*Special thanks to my friend Erin Smith, soon-to-be Erin Jennings, for serving as today’s guest writer.*
Some dream of a wedding of elaborate elegance,
A church filled with family and friends.
He asked me what kind of wedding I wished for,
I said one that would make me his wife…..
This is all that I want; there are no need for whistles or bells. I don’t require a fancy dress or even a church. The only thing on my mind the last two days is that I want the love my now fiancée and I share together to be recognized by God and stitched together by vows that I know in my heart will never be broken. Some may say when they think of marriage that you are “tying yourself down,” but this is nowhere near how I feel. I could not be happier right now if someone bought me a llama (don’t laugh–it’s been a lifetime dream since childhood). Honestly though, what could feel better than finding someone who makes you a better person, who listens to your fears as they are their own and comforts you likewise? What could feel better than running around with no makeup on and having someone tell you that you’re more beautiful then than any other time? What could possibly make someone feel more “free” than knowing that they are loved simply for who they are and exactly how they are? I can’t think of one single thing.
Can you sense my excitement? I can! My face hurts from smiling (seriously). I feel so very lucky to have found such an amazing counterpart. Seeing that this is not a first marriage for either of us, I have already encountered a bit of speculation as to what makes this different from before…. EVERYTHING. I am nowhere near the same person I was three years ago, or for that matter ten years ago, and I am very proud of this fact. There have been so many things that I have learned in the last few years, and I am certain in saying the same goes for Josh. The biggest thing that both of us acknowledge is that God put us on the path to meeting, and if we continue to make Him a strong presence in our lives, than there is nothing that we can’t handle. Also we both know that trust and being open with each other is a BIG thing. When you are able to talk about anything like best friend, that takes so much pressure off the other person and opens a thousand doors to feeling secure and happy. I might have had to learn some of these things the hard way, but I am so very glad that I have used those experiences to mold myself into a much better person who understands finally what is important in life.

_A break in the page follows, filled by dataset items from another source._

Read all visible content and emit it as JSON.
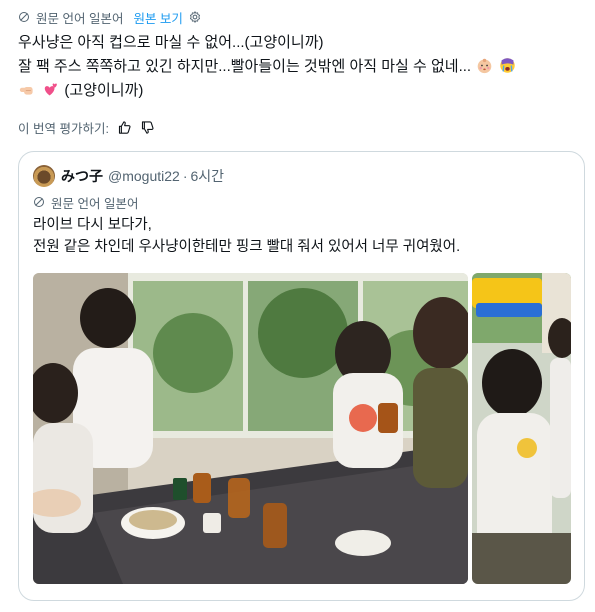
{
  "translation": {
    "label": "원문 언어 일본어",
    "show_original": "원본 보기"
  },
  "tweet": {
    "lines": [
      "우사냥은 아직 컵으로 마실 수 없어...(고양이니까)",
      "잘 팩 주스 쪽쪽하고 있긴 하지만...빨아들이는 것밖엔 아직 마실 수 없네...",
      "(고양이니까)"
    ],
    "emojis": [
      "baby-face",
      "crying-face",
      "pointing-hand",
      "two-hearts"
    ]
  },
  "rating": {
    "label": "이 번역 평가하기:"
  },
  "quote": {
    "author_name": "みつ子",
    "handle": "@moguti22",
    "separator": "·",
    "time": "6시간",
    "translation_label": "원문 언어 일본어",
    "lines": [
      "라이브 다시 보다가,",
      "전원 같은 차인데 우사냥이한테만 핑크 빨대 줘서 있어서 너무 귀여웠어."
    ]
  },
  "colors": {
    "link": "#1d9bf0",
    "muted": "#536471",
    "text": "#0f1419",
    "border": "#cfd9de"
  }
}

I am so grateful that I have made it to this place. I have never been more comfortable with who I am, and even though I am a continuous work in progress, I now have this amazing man by my side to cheer me on and to whom I hope I am the same bright light and inspiration too. Wow, what a great feeling!!!! What’s even better than the fact he and I are starting a new chapter to our lives together is that it is not just us. We both have the most wonderful children (together it will be three boys and one girl) and supportive families to go along with us. Our families have accepted our engagement with open hearts and arms. I get the feeling that they share equally in our excitement to start our lives together, and this is a major thing for everyone. I am so honored to be able to add a sister, mother, and father in-law to my family soon. These people have made me feel like I am exactly where I belong. I breathe a great sigh of happiness every time I think about it. Not only do I get the most amazing man as my husband, but I also get to inherit this fantastic group of people to add even more support and love to my life. I will get two new nieces as well…… seriously, just color me happy!!

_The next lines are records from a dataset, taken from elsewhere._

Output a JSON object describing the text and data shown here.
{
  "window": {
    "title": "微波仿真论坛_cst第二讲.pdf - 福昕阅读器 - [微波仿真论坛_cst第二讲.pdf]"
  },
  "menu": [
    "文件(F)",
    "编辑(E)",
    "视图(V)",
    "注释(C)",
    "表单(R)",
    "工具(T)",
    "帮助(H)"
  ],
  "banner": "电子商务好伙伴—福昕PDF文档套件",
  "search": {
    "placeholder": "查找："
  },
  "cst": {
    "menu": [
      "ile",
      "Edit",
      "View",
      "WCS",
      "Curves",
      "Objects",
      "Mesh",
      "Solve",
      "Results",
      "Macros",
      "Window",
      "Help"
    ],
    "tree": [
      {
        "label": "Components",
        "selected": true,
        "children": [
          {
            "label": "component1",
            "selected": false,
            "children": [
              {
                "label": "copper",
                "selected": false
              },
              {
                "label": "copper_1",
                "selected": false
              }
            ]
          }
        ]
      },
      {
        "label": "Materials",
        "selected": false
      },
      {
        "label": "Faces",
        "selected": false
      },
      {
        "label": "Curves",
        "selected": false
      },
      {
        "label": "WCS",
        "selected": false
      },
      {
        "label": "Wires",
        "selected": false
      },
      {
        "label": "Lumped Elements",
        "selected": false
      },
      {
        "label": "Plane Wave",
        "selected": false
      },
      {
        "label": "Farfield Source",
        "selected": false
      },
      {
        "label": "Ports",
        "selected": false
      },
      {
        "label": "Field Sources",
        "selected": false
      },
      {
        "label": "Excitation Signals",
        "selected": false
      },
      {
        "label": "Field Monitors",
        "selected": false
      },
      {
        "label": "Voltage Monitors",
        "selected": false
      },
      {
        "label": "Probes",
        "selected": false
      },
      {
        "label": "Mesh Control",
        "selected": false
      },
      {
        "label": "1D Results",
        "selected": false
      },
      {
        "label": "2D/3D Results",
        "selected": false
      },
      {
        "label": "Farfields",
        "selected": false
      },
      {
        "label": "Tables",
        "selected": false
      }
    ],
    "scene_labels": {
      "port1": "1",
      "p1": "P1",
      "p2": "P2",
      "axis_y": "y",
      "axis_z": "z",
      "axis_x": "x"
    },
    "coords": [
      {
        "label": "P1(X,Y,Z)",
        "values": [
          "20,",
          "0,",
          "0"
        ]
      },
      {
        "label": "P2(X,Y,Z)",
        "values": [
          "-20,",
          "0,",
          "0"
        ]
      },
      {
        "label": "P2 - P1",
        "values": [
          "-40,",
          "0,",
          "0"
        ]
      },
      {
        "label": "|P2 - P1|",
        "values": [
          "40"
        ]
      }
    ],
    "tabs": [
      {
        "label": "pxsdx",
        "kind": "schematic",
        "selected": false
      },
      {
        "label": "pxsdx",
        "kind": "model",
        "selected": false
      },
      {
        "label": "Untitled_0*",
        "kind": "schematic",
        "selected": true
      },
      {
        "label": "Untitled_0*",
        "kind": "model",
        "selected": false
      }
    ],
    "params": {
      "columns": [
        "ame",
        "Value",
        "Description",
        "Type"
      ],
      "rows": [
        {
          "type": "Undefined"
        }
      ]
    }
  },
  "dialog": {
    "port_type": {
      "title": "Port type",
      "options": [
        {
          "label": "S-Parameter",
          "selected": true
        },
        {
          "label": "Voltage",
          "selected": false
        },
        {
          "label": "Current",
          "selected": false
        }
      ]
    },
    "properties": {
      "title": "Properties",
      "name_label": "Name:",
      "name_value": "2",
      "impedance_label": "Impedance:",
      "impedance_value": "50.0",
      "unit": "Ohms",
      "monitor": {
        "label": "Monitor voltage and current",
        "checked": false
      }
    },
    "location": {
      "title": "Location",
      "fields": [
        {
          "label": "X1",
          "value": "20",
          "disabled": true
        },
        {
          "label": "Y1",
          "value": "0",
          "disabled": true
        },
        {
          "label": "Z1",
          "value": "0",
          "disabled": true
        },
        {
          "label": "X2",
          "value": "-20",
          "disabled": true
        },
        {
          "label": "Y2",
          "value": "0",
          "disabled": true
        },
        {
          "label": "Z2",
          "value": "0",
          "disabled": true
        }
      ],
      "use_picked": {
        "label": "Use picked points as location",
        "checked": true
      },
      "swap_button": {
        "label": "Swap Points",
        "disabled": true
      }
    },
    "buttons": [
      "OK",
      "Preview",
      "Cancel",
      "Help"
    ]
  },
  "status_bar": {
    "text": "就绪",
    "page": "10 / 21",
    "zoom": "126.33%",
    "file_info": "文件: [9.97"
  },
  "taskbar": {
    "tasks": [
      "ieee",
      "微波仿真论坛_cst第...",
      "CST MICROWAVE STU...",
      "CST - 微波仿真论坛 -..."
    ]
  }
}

Now I know and am fully aware that no relationship is all roses and butterflies, but with having all these building blocks in place, I also know I am well on my way to a very fulfilling second half of my life. Not only am I getting to marry the person who has quickly become my best friend and closest confidant, but I am getting to add a whole new and wonderful layer to my entire family. I am so grateful to be able to say all of this and mean it from the bottom of my heart. I am so grateful for a love that cares nothing about the past, trust that will lead to a stronger future each day, and a faith that when things get hard I have someone who will hit their knees right next to me. Grateful?….. That just doesn’t seem strong enough a word.